Selain itu, pariwisata sebenarnya bukanlah satu sektor. Pariwisata sebenarnya merupakan gabungan dari sejumlah sektor lain, seperti sektor perdagangan, hotel, dan akomodasi. Alhasil, posisinya tidak sekuat pendidikan.
Sebelumnya, Menparekraf Sandiaga Uno mengatakan, dana pariwisata telah disetujui Presiden Joko Widodo. Prosesnya masih dalam kajian. ”Jadi, hal ini yang sedang dibahas dan difinalkan Kemenkeu berdasarkan pembicaraan lintas kementerian dalam penyusunan peraturan presiden,” ujar Sandiaga dalam konferensi pers mingguan di Jakarta, Rabu (3/1/2024).
Pariwisata berkelanjutan
Nantinya, dana pariwisata akan digunakan untuk mendorong pariwisata berkualitas dan berkelanjutan (sustainable tourism). Cara ini digadang dapat memberi pendekatan berbeda mengingat pariwisata Indonesia butuh berinvestasi pada energi baru terbarukan.
Pada tahap awal, dana yang dikucurkan Kemenkeu sebesar Rp 2 triliun. Selanjutnya, Kemenparekraf mengajukan besaran dana tahunan yang nantinya disetujui presiden.
Baca juga: Iklim Baik Pariwisata Berkelanjutan
Sandiaga mengatakan, dana ini berfungsi untuk membentuk citra sekaligus promosi pariwisata Indonesia. Selain itu, nantinya penyelenggaraan beragam kegiatan pariwisata yang tidak dibiayai APBN dapat menggunakan dana pariwisata.
Rencana penggunaan dana itu disayangkan Azril karena selama ini kegiatan-kegiatan kepariwisataan telah disokong APBN. Semestinya, penggunaannya dipikirkan berdasarkan efek pengganda yang kuat. Skema itu harus dihitung terlebih dahulu.
Penggunaan dana pariwisata perlu dititikberatkan pada pengembangan pariwisata, antara lain peningkatan kompetensi SDM. Daerah tertinggal juga berhak mendapat perhatian khusus dari dana ini. Adapun promosi dan penyelenggaraan acara tidak bersifat pengembangan.
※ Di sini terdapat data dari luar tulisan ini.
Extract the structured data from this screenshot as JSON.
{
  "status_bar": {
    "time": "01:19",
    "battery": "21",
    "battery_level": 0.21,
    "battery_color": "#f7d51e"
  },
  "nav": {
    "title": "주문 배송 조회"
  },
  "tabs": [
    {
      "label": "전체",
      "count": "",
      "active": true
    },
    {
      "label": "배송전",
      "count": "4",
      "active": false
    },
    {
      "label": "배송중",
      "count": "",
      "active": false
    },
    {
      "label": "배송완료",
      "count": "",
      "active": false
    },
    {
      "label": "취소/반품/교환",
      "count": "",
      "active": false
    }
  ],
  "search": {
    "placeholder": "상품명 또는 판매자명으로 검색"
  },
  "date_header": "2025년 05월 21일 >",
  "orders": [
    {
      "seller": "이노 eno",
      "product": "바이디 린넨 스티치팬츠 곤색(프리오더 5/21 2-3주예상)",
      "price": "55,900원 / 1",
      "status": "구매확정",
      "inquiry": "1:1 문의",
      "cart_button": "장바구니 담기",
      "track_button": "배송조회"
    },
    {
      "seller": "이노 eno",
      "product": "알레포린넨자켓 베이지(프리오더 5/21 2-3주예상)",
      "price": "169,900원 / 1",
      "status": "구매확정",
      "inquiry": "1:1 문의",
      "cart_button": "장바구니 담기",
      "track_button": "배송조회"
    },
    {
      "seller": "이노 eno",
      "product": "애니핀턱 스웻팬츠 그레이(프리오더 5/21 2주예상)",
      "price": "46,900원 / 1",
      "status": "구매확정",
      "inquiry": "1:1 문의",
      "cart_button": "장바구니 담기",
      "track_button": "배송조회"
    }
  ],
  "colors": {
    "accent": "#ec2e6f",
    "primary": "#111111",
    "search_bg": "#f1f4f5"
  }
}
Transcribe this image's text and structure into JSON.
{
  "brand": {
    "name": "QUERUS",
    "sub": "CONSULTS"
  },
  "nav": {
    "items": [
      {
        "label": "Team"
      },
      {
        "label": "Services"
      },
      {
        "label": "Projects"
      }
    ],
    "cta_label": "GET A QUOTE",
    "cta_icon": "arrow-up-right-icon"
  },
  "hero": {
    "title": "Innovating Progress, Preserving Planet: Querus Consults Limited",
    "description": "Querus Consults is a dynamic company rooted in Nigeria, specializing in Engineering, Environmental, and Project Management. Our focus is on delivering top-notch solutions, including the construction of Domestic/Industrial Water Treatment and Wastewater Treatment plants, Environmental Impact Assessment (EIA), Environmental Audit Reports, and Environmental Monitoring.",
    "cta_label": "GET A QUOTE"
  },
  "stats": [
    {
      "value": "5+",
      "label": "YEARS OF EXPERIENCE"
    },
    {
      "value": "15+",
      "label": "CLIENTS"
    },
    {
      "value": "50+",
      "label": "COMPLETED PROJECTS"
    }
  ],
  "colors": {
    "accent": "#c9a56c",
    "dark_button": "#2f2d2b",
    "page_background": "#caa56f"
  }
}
Pengamat pariwisata Universitas Jenderal Soedirman, Purwokerto, Chusmeru, menekankan peruntukan dana pariwisata harus jelas. Ia juga berharap penggunaan dana ini bersifat pengembangan, antara lain untuk konservasi dan menjaga kelestarian agar pariwisata Indonesia semakin menarik.
Adapun Esther berharap dana pariwisata dapat digunakan untuk memperbaiki akses dan fasilitas pariwisata. Misalnya, untuk subsidi avtur, agar dapat menekan harga tiket pesawat yang melambung.
Transparansi pertanggungjawaban serta audit dana juga harus jelas dan terukur, jangan sampai ada mark-up.